U.S. companies without a local office are recommended to use the services of a Turkmen consulting company to participate in tenders.   Tenders offered by agencies in the state-controlled oil and gas sector can be found here: https://www.oilgas.gov.tm/en/

Producers of heavy equipment typically sell their goods in Turkmenistan by establishing a local office or through a locally established distributor. Most local distributors provide some repair and maintenance services. 
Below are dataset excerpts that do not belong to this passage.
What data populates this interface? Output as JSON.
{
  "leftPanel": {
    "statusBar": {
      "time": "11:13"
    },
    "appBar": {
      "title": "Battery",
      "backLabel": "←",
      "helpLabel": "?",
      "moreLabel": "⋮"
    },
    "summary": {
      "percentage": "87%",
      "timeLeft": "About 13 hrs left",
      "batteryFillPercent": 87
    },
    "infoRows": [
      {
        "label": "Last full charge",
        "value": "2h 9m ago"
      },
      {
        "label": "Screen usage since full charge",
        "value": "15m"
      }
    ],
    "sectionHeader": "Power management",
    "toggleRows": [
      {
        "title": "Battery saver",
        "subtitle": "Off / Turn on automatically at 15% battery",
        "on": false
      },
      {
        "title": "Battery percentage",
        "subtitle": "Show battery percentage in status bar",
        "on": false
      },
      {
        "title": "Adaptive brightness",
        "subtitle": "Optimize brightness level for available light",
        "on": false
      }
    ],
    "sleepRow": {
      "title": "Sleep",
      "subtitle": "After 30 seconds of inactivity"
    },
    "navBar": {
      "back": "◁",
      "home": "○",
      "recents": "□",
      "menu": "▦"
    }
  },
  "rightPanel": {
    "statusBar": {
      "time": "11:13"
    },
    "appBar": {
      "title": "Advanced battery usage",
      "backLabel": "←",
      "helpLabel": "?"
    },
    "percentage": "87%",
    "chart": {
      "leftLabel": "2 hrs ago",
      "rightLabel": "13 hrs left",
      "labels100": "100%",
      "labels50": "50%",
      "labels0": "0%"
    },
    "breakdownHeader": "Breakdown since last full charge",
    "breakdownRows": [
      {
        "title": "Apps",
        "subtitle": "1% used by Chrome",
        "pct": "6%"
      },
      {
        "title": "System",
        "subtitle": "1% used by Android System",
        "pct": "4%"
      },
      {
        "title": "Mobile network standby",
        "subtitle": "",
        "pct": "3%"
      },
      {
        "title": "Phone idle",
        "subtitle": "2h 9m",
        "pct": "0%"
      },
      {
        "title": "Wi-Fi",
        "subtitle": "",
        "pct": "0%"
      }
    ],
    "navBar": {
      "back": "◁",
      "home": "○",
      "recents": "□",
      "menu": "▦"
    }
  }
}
Pharmaceuticals, food items, and consumer goods are sold mostly through quasi-private and public channels; distributorships are numerous and are often foreign based. Finding a reliable distributor is challenging because of a lack of accessible information on private companies. The Economic-Commercial section of the U.S. Embassy in Ashgabat can help identify potential partners for U.S. firms.  

Establishing an Office 

The laws regulating the establishment of a local office are the Law on Enterprises, the Civil Code, and the Law on Corporations (joint stock companies). A foreign investor may establish a:
- Representative office, 
- Branch, 
- Individual enterprise with 100 percent foreign capital, or a 
- Joint venture (JV).

The process for establishing any of these entities is complicated and regulations can change with little notice.  Businesses interested in creating such entities should consult with Turkmen law and/or accounting firms to ensure compliance.
For the latest Investment Climate Statement (ICS) which includes information on investment and business environments in foreign economies pertinent to establishing and operating an office and to hiring employees, visit the U.S. Department of Department of State’s Investment Climate Statements website.
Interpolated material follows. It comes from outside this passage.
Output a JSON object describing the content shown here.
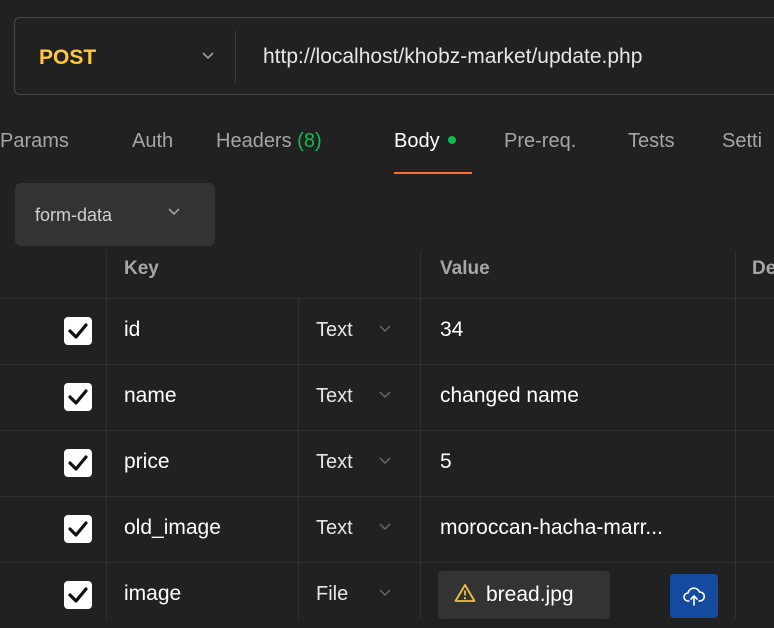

Turkmenistan’s small population, underdeveloped private sector, and severe limitations on currency conversion hinder franchising attempts.  No U.S. franchised restaurants currently operate in Turkmenistan although a few foreign chains, notably Turkish, are present. There are currently no foreign branded hotels operating in Turkmenistan. 

Joint Ventures/Licensing

Joint ventures can be established in the form of a corporation (also referred to in Turkmenistan as a “joint-stock company”) or as a partnership (also known as an “economic society”).  Registration and activities of corporations are regulated by the Law on Corporations, the Law on Foreign Investment in Turkmenistan, and the Law on Investment Activity in Turkmenistan.  

The Law on Enterprises and the Law on Corporations provide for mergers and acquisitions. However, Turkmenistan’s relevant legislation does not clearly define activities involving foreign parties, nor does it have specific provisions for disposition of interests in business enterprises, both local and those involving foreign participation. Government approval is necessary for acquisitions and mergers of certain enterprises, including those with state shares. 
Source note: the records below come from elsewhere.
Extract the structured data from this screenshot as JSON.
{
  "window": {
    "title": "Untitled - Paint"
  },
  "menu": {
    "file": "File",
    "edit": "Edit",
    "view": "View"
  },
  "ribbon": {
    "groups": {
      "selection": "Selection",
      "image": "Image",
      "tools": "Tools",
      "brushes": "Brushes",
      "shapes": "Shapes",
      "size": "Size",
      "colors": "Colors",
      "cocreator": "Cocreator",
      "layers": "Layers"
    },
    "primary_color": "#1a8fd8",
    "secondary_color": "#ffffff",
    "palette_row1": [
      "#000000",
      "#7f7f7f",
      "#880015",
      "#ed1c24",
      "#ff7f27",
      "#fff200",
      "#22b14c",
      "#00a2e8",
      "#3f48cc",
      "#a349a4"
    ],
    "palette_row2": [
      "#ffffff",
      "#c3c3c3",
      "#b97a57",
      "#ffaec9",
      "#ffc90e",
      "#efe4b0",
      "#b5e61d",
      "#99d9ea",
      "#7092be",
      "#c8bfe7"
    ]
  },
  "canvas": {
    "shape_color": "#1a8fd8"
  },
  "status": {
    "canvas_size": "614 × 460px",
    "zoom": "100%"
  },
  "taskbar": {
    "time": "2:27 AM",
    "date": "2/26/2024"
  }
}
Most economic activities require licensing. There is no comprehensive licensing agency; licenses should be obtained from the relevant authorized government agencies.  

Laws and regulations may change without notice.  Companies entering into any business arrangement in Turkmenistan should consult with experienced law firms, accounting firms, and/or consultants to ensure compliance and to protect their rights. 

Express Delivery

DHL and the Express Mailing Service (EMS) of the state-owned Turkmenpochta (Turkmen Postal Service) offer express delivery service. 

Due Diligence

Due diligence is difficult to carry out because Turkmenistan does not have company disclosure requirements and companies in most cases do not publish their annual financial statements. The government does not publish lists of individuals or companies that are known to have violated tax, environmental, or other laws. The country does not have a professional business press that objectively covers the market or provides company reports. Hiring a local professional may help with collecting some data and anecdotal information on the ground. Consulting other outlets, like the Economist Intelligence Unit, may also be helpful.